Take a picture here, take a souvenir ... Cuyahoga
The Boston Mills buildings sit near the scenic railroad line and the river, where a small army of kayakers swept through its brisk currents. We had a nice lunch of sandwiches and sides from Trail Mix, a small store housed in a vintage building. A series of picnic tables and patio furniture filled the wooded lawn outside as columns of cyclists pedaled by. For all the people using the park, it never felt crowded. Highway bridges soared above portions of the valley.

In the marsh, we spotted no actual beavers, but the bullfrogs croaked away, a snapping turtle lazily guarded a shallow gap in the lily pads and a wide spectrum of birds cruised throughout the marsh. Like most national parks we left with a sense that we had more to explore.

CVNP incorporates numerous metro park, city green space and state holdings, so there are any number of trails and restored homesteads beyond the narrow strip we covered. After a cookout at Marjie and Dru’s apartment as the rain hastened in the early evening, we joined the parade. Clifton Boulevard hosted its annual parade that morning, but by 9 p.m. the entirety of Lakewood flowed toward the lakefront.


Thousands of people surged into Lakewood Park, clouds blunting any sunset impact as the Lakewood High School rock band journeyed through multiple rock favorites with a heavy emphasis on violin. The inclusion of Europe’s The Final Countdown hinted at imminent fireworks, yet they continued for several more tracks before the rockets illuminated the sky.

After 20-plus minutes of eye-popping fireworks, the same crowd surged back out. Saying goodbyes to Dru and Marje, I hoped we would not go through another seven-year drought of visits. Nancy and I stopped for a nightcap at one of the neighborhood bars around our rental. The corner bar is something I really miss.
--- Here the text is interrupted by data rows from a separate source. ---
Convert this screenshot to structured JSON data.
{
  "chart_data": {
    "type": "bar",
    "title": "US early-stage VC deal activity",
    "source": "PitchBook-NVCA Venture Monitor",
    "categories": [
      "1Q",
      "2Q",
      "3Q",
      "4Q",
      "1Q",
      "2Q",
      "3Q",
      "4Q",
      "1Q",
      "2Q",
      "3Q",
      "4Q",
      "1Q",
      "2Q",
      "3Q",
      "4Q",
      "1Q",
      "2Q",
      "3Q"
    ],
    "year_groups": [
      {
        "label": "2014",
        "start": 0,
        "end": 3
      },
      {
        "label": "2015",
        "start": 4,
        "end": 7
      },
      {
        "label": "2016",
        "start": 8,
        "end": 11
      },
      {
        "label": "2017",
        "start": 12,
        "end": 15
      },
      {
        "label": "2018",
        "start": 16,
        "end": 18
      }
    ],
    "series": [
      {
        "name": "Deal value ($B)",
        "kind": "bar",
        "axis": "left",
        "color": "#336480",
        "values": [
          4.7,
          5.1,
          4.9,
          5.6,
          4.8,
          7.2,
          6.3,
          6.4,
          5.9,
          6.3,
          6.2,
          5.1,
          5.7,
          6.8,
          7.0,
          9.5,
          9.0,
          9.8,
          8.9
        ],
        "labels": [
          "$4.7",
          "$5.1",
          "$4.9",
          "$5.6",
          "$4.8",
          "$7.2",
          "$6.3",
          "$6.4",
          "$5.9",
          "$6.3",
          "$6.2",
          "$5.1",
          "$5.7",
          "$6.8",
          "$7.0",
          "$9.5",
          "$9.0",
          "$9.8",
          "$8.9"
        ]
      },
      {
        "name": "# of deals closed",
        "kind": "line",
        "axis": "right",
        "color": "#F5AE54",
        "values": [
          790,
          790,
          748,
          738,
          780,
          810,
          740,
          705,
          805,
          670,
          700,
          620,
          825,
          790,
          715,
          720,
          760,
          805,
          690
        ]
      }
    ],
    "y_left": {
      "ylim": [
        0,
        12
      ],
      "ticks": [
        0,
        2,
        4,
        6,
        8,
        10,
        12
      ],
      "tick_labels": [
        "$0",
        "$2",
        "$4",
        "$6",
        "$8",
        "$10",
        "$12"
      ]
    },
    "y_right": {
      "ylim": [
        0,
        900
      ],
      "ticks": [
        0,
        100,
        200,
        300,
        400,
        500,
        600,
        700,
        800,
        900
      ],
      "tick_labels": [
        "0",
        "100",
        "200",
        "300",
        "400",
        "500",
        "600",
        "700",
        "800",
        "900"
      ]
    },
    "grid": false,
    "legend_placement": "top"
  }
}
With the rest of the country back to work on Tuesday, we turned the corner from our rental for a final stop – Tommy’s Pastries. We spent 20 minutes in the Hungarian bakery as the owner/baker proudly outlined all his wares. We left with some breakfast croissants and numerous fruit-filled delights for the eight-hour ride back to Nashville. These were all new experiences in the place where I grew up.
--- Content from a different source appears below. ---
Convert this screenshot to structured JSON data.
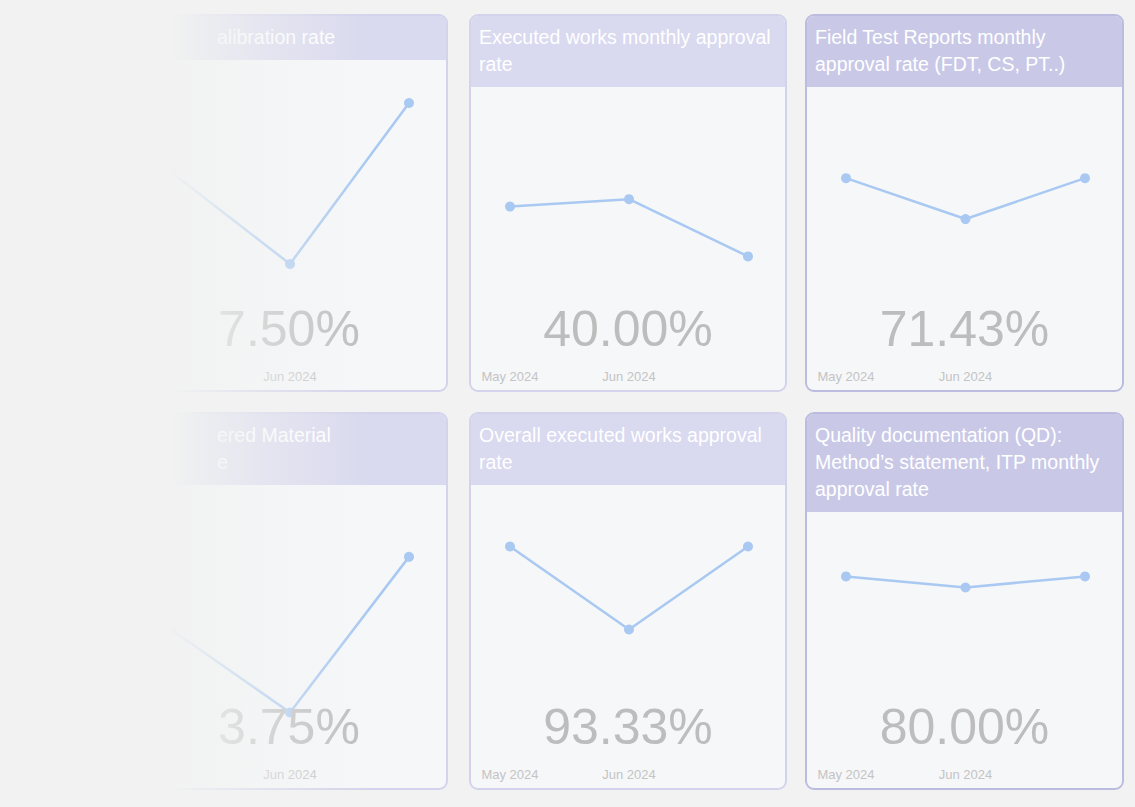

I think of all we could have hit – the natural history museum, the Rock and Roll Hall of Fame, a drive past the west suburbs along the lake, the house from A Christmas Story, the Old Arcade and many others – but Cleveland has too much to experience in a single visit. Travel writers from coastal publications try to sum up Cleveland in a few hours, but they always miss the richness and nuance of culture here.
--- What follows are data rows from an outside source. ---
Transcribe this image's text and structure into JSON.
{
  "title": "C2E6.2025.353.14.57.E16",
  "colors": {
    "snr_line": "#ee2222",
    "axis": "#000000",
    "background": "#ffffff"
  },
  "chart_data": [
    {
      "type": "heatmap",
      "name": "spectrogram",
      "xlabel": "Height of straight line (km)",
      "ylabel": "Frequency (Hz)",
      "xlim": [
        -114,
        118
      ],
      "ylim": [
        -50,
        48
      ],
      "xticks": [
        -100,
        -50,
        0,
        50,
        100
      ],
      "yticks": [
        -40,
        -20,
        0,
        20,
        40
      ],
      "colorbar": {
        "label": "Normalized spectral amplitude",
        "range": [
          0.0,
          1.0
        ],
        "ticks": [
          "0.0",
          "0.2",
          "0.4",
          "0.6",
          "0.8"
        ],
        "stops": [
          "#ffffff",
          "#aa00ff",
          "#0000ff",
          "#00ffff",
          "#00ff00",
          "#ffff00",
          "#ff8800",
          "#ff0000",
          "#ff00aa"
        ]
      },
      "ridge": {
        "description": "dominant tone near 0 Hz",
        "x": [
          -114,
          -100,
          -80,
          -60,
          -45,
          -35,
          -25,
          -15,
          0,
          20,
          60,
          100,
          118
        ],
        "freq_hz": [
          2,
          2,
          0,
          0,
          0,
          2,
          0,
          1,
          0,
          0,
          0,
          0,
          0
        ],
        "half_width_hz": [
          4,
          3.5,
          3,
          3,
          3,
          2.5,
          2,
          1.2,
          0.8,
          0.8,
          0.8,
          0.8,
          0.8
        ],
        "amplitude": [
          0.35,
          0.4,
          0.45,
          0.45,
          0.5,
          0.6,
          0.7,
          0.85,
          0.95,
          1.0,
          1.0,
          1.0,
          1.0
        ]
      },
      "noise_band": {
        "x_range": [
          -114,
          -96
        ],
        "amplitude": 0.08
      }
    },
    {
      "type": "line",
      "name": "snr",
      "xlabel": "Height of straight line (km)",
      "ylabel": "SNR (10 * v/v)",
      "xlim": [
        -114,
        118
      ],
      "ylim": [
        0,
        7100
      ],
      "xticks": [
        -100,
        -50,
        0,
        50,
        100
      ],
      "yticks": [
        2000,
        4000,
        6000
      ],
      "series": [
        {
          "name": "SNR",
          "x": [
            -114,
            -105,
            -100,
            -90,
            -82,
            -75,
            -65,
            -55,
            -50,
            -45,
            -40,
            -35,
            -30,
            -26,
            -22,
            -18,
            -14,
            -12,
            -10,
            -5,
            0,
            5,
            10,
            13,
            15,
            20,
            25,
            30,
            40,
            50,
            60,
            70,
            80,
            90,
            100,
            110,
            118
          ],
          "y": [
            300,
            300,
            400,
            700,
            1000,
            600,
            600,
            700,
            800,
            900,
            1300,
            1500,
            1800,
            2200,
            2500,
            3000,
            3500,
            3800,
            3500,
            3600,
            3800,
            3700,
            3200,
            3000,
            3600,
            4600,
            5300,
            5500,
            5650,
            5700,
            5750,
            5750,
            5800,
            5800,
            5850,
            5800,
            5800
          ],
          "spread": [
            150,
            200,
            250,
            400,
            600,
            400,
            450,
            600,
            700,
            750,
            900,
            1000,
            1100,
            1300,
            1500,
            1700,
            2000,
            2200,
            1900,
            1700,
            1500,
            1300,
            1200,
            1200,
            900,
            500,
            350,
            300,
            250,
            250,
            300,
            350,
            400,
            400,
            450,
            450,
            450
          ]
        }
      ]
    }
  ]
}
We had already bid good-bye to the giant porch of our rental and the quiet neighborhood around it. Cleveland and its environs will always be home, the deepest roots I know. I really hated rolling out this time, knowing it might be years before I returned. I find something worthwhile in every place Nancy and I visit, but immersing ourselves in Northeast Ohio brought back the best of the place I knew first.
The Lake Erie sunsets are hard to beat.